Molecular aspects of fructose metabolism and metabolic disease

Abstract

Excessive sugar consumption is increasingly considered as a contributor to the emerging epidemics of obesity and the associated cardiometabolic disease. Sugar is added to the diet in the form of sucrose or high-fructose corn syrup, both of which comprise nearly equal amounts of glucose and fructose. The unique aspects of fructose metabolism and properties of fructose-derived metabolites allow for fructose to serve as a physiological signal of normal dietary sugar consumption. However, when fructose is consumed in excess, these unique properties may contribute to the pathogenesis of cardiometabolic disease. Here, we review the biochemistry, genetics, and physiology of fructose metabolism and consider mechanisms by which excessive fructose consumption may contribute to metabolic disease. Lastly, we consider new therapeutic options for the treatment of metabolic disease based upon this knowledge.

Keywords: ALDOB; ChREBP; GLUT5; KHK; NAFLD; TKFC; cardiometabolic disease; fructose; insulin resistance; lipogenesis; steatosis; uric acid.

Figure 1.. Organismal fructose metabolism and first pass extraction in the gut.
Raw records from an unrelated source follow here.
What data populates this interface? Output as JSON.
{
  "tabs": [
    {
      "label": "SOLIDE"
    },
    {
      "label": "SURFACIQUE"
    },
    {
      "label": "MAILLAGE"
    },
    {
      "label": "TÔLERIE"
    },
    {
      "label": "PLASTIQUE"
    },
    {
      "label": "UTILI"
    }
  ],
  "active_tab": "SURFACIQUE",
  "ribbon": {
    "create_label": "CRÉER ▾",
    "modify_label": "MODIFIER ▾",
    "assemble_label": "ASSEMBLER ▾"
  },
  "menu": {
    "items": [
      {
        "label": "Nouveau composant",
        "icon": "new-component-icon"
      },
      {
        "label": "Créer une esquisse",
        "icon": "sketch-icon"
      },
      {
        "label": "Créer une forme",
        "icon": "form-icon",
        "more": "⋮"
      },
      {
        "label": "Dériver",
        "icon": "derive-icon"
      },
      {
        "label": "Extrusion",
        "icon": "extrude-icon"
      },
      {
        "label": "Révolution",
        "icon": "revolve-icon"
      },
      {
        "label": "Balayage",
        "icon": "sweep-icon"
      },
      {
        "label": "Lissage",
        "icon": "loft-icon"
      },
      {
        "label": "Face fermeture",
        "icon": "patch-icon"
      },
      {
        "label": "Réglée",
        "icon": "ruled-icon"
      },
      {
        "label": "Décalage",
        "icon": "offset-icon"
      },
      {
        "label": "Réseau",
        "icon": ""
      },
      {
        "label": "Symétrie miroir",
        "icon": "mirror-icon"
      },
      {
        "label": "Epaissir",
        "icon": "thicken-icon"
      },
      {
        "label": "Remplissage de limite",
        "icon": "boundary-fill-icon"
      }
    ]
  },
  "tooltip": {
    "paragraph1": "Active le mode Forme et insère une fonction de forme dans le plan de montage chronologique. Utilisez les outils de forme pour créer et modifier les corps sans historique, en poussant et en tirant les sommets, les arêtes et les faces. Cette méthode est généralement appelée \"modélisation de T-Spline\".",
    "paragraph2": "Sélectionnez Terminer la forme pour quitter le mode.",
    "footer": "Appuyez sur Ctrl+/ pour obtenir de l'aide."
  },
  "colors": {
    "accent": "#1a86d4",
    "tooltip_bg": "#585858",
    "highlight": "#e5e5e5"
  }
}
Following ingestion of a large oral fructose load, fructose is absorbed into intestinal epithelial enterocytes. A portion of this fructose is phosphorylated by KHK within the enterocyte and is converted to glucose, lactate, glycerate and other organic acids which travel via to the portal vein to the liver. Portal fructose concentrations can transiently reach concentrations as high as ~1 mM. Fructose reaching the liver is efficiently extracted by hepatocytes and phosphorylated by KHK where it can be used for glucose production, lipogenesis, glycogen synthesis and energetic purposes. Peripheral blood fructose concentrations transiently peak at levels ~10-fold lower than peak portal levels.

Figure 2.. Fructolysis and associated biochemistry.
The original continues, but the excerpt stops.